For the next couple of months, Memolo’s days would consist of chemo, surgery, IVs, transfusions, hair loss, hospital visits, home care, pain and weakness.

“It was hard to do everything. Even eating became difficult because my jaw always felt too weak to chew,” Memolo said.

This was something she never imagined – a lifestyle that never crossed her mind.

But, soon after talking to other patients, Memolo’s attitude on fighting cancer changed quickly. She went from a depressed “why me” feeling to a ‘I will beat this, try me’ attitude.

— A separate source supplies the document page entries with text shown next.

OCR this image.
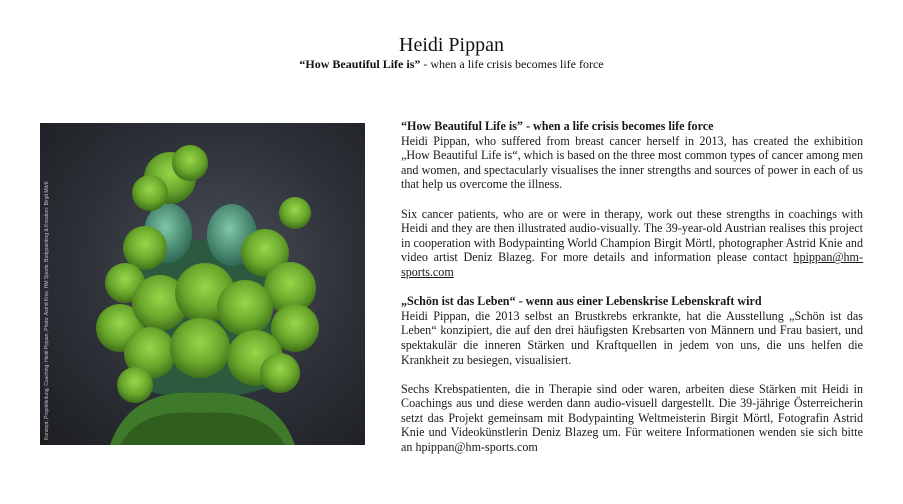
Heidi Pippan
“How Beautiful Life is” - when a life crisis becomes life force
Konzept, Projektleitung, Coaching: Heidi Pippan, Photo: Astrid Knie, HM Sports, Bodypainting & Kreation: Birgit Mörtl
“How Beautiful Life is” - when a life crisis becomes life force

Heidi Pippan, who suffered from breast cancer herself in 2013, has created the exhibition „How Beautiful Life is“, which is based on the three most common types of cancer among men and women, and spectacularly visualises the inner strengths and sources of power in each of us that help us overcome the illness.

Six cancer patients, who are or were in therapy, work out these strengths in coachings with Heidi and they are then illustrated audio-visually. The 39-year-old Austrian realises this project in cooperation with Bodypainting World Champion Birgit Mörtl, photographer Astrid Knie and video artist Deniz Blazeg. For more details and information please contact hpippan@hm-sports.com

„Schön ist das Leben“ - wenn aus einer Lebenskrise Lebenskraft wird

Heidi Pippan, die 2013 selbst an Brustkrebs erkrankte, hat die Ausstellung „Schön ist das Leben“ konzipiert, die auf den drei häufigsten Krebsarten von Männern und Frau basiert, und spektakulär die inneren Stärken und Kraftquellen in jedem von uns, die uns helfen die Krankheit zu besiegen, visualisiert.

Sechs Krebspatienten, die in Therapie sind oder waren, arbeiten diese Stärken mit Heidi in Coachings aus und diese werden dann audio-visuell dargestellt. Die 39-jährige Österreicherin setzt das Projekt gemeinsam mit Bodypainting Weltmeisterin Birgit Mörtl, Fotografin Astrid Knie und Videokünstlerin Deniz Blazeg um. Für weitere Informationen wenden sie sich bitte an hpippan@hm-sports.com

“In my soul, I’m still that strong girl I was born as, and nothing relentless as cancer can take that away from me.”

***

After removing both ovaries, Memolo was in remission on August 28, 2014.

Since then, Memolo has been one of the many children who have participated in children cancer awareness. She even re-shaved the hair that grew back on St. Patrick’s Day in honor of St. Baldrick’s Cancer Foundation and spoke in front of many new cancer patients.

“I wouldn’t just shave my head for anything. St. Baldrick’s is a great foundation for children’s cancer, that’s why I did it,” said Memolo.

“Cancer may have been one of the hardest obstacles anyone could ever face, but in a way, I am glad it was me and not one of my sisters. I also learned something about my life by having cancer,” Memolo added.

Today, she no longer takes her life for granted. Memolo lives each day as though she were going to die tomorrow.

“I know theatre club might be everything to me right now and I’ve always thought that drama acting was my calling, but I think my calling might be with helping the spread of children cancer awareness,” Memolo said.

Memolo devotes her time to visiting children with cancer to spread light on their hard days.

Memolo added, “If there’s a way that I could help the children of future generations with cancer and let them know it will be okay in the end, because I’m a survivor, that’s how I’d rather live my life.”